Nach sechsmonatiger Behandlung berichteten nur noch 42 Prozent der Männer, die ursprünglichen Probleme bestünden weiter. 58 Prozent waren mit ihren Erektionen zufrieden. Auch die Orgasmusfunktion und die allgemeine Zufriedenheit hatten sich signifikant gesteigert.

"Unser Ansatz für Männer unter 40 mit ED ohne erkennbare organische Ursache scheint eine vernünftige und wirksame Erstlinientherapie darzustellen", lautet das Fazit der US-Urologen. Kollegen könnten sich daran orientieren, wenn sie sich dieser potenziellen therapeutischen Herausforderung stellten.

Alternativen zur Doppelstrategie

Für Patienten, die auf die Doppelstrategie nicht ansprechen, verfügen Wiggins und Kollegen über weitere Pfeile im Köcher. Die penile Vaskulatur wird dann unter Einsatz intrakavernöser vasoaktiver Injektionen noch genauer auf Integrität untersucht. Als Behandlung kommen die Schwellkörper-Autoinjektionstechnik, die Vakuumtherapie, medikamentöse urethrale Systeme zur Erektion und der Einsatz von Penisprothesen in Betracht.

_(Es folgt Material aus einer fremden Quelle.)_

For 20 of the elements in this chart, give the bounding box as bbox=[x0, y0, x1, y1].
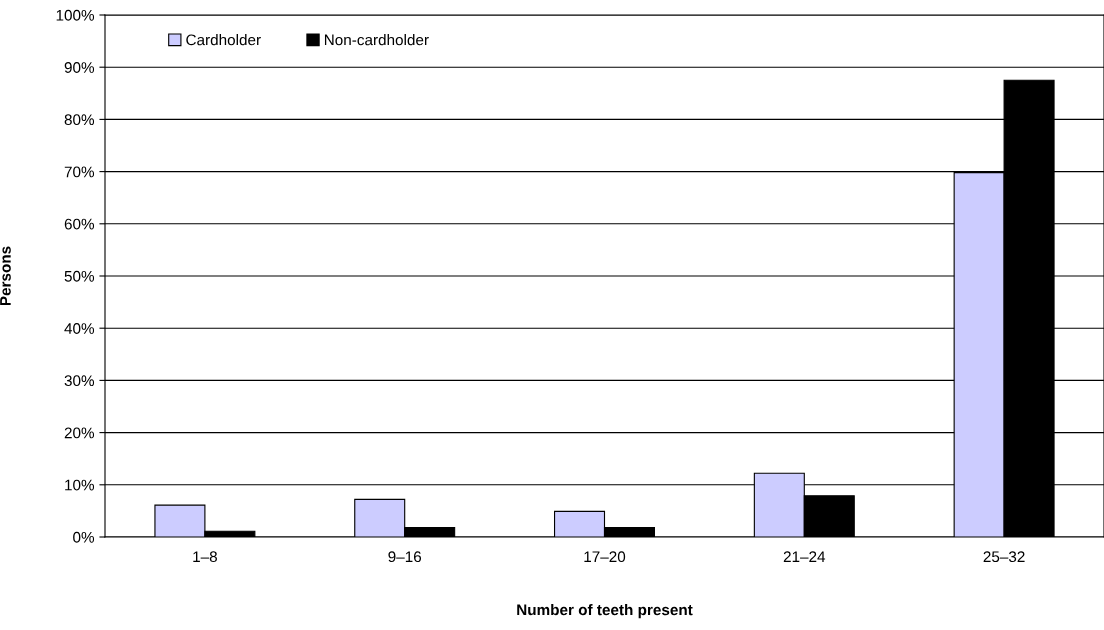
y-tick-label: 40% bbox=[64, 323, 95, 334]
x-tick-label: 9–16 bbox=[388, 551, 422, 563]
y-tick-label: 60% bbox=[64, 218, 95, 230]
y-tick-label: 70% bbox=[64, 166, 95, 178]
y-tick-label: 100% bbox=[56, 9, 95, 21]
y-tick-label: 20% bbox=[64, 427, 95, 439]
x-axis-title: Number of teeth present bbox=[517, 604, 693, 619]
x-tick-label: 21–24 bbox=[783, 551, 826, 562]
y-tick-label: 90% bbox=[64, 62, 95, 73]
x-tick-label: 1–8 bbox=[193, 551, 217, 563]
y-tick-label: 80% bbox=[64, 114, 95, 126]
y-axis-title: Persons bbox=[0, 246, 11, 306]
x-tick-label: 17–20 bbox=[584, 551, 626, 563]
legend-label: Cardholder bbox=[186, 34, 261, 46]
y-tick-label: 30% bbox=[64, 375, 95, 387]
legend-label: Non-cardholder bbox=[324, 34, 429, 46]
x-tick-label: 25–32 bbox=[983, 551, 1025, 563]
y-tick-label: 0% bbox=[73, 531, 95, 543]
y-tick-label: 10% bbox=[65, 479, 95, 491]
y-tick-label: 50% bbox=[64, 270, 95, 282]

Von diesen Verfahren spielten nur die intrakavernösen Injektionen in der Studienpopulation eine Rolle: Zwölf Prozent der Männer griffen zu solchen Spritzen. Doch ein Drittel der Männer erreichte die volle Rückkehr der Erektionsfähigkeit unter Tadalafil allein und benötigte nach dem Austitrieren keinerlei Therapie mehr.

42 Prozent nahmen den PDE-5-Hemmer weiter, neun Prozent benötigten einen Booster vor dem Sex. Zwölf Prozent waren in psychosexueller Behandlung.

Die Studie in Kürze

  • Frage: Wie kann jungen, gesunden Männern mit Erektionsstörungen geholfen werden?
  • Antwort: Eine Doppelstrategie mit der Verordnung eines PDE-5-Inhibitors und psychosexueller Therapie kann mehr als der Hälfte der Betroffenen zu zufriedenstellenden Erektionen verhelfen.
  • Einschränkung: Die Zahl der Patienten war gering, die Analyse retrospektiv. Zudem hatten 71 Prozent der ED-Patienten auch unbehandelt noch Erektionen, die immerhin für die Penetration ausreichten.